WAGE GROWTH IS BACK TO BEING EXPLOSIVE
The most impactful reading here in my opinion is that the deceleration in wage growth during September seems to have been the aberration along the trend line since gains began to sharply accelerate in May and even much further back than that.
October’s wage gain for permanent employees clocked in at 8.4% m/m at a seasonally adjusted and annualized rate. The month before it had dropped to 2.6% compared to between 8 ½% and 11 ¼% gains from May through August. The three-month moving average is now set at 6.7%. One month up or down doesn’t make a trend, but the trend has enough muscle behind it to be convincing. In fact, you could argue this has been the case dating right back to July 2021 before it was temporarily interrupted by data over February to April this year. Annualized m/m wage growth has been between about 5% and 11% over 12 of the past 16 months. It would be a mistake to ignore this momentum over such a long stretch as just a transitory development.

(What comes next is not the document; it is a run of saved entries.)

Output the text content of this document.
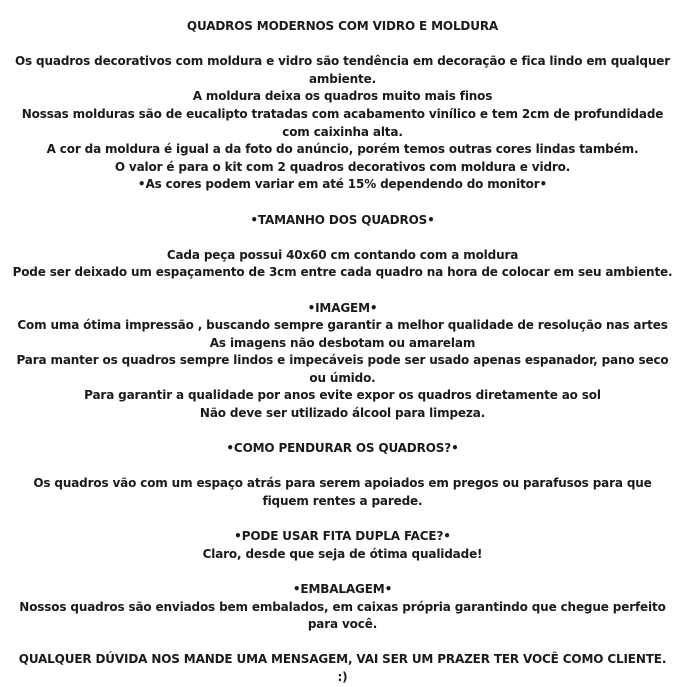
QUADROS MODERNOS COM VIDRO E MOLDURA
Os quadros decorativos com moldura e vidro são tendência em decoração e fica lindo em qualquer ambiente.
A moldura deixa os quadros muito mais finos
Nossas molduras são de eucalipto tratadas com acabamento vinílico e tem 2cm de profundidade com caixinha alta.
A cor da moldura é igual a da foto do anúncio, porém temos outras cores lindas também.
O valor é para o kit com 2 quadros decorativos com moldura e vidro.
•As cores podem variar em até 15% dependendo do monitor•
•TAMANHO DOS QUADROS•
Cada peça possui 40x60 cm contando com a moldura
Pode ser deixado um espaçamento de 3cm entre cada quadro na hora de colocar em seu ambiente.
•IMAGEM•
Com uma ótima impressão , buscando sempre garantir a melhor qualidade de resolução nas artes
As imagens não desbotam ou amarelam
Para manter os quadros sempre lindos e impecáveis pode ser usado apenas espanador, pano seco ou úmido.
Para garantir a qualidade por anos evite expor os quadros diretamente ao sol
Não deve ser utilizado álcool para limpeza.
•COMO PENDURAR OS QUADROS?•
Os quadros vão com um espaço atrás para serem apoiados em pregos ou parafusos para que fiquem rentes a parede.
•PODE USAR FITA DUPLA FACE?•
Claro, desde que seja de ótima qualidade!
•EMBALAGEM•
Nossos quadros são enviados bem embalados, em caixas própria garantindo que chegue perfeito para você.
QUALQUER DÚVIDA NOS MANDE UMA MENSAGEM, VAI SER UM PRAZER TER VOCÊ COMO CLIENTE. :)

That kind of nominal wage growth is now in excess of inflation. As chart 2 shows, the trend monthly pace of annualized wage gains lies in excess of the annualized monthly pace of CPI inflation and CPI ex-food and energy ‘core’ inflation.

Sounds great, right? That’s the glass half full perspective for workers to be getting pay gains in excess of inflation since who doesn’t like higher pay? The glass half empty perspective says that this comes at a cost because real (ie: inflation-adjusted) wage gains should be primarily driven by productivity gains over time. They are not as Canada’s productivity performance has been miserable throughout the pandemic and much worse than the US. Getting paid more for producing less on average across the Canadian workforce is a rising competitiveness challenge and so expect more tussles between the payers (small and big companies plus governments) and workers. For that matter, more tussles between levels of government that view the pressures differently!
Charts 3–4 highlight arguments around Canada’s competitiveness challenges. The indexed pace of nominal wage gains over the past six months has been exceeding inflation with October’s CPI figures still ahead. Wage gains have been exceeding tumbling labour productivity (output of the volume of goods and services produced per hour worked) in absolute terms and especially relative to the US. These are potentially destabilizing influences from the standpoint of risks facing longer run living standards especially for lower– to middle-income Canadians. The fact that Canada is becoming less and less competitive relative to the US and Mexico while governments continue to spend at very elevated levels is fomenting unfavourable Canadian developments within an integrated NAFTA bloc. Choices it makes going forward will determine how severe these competitive challenges could become.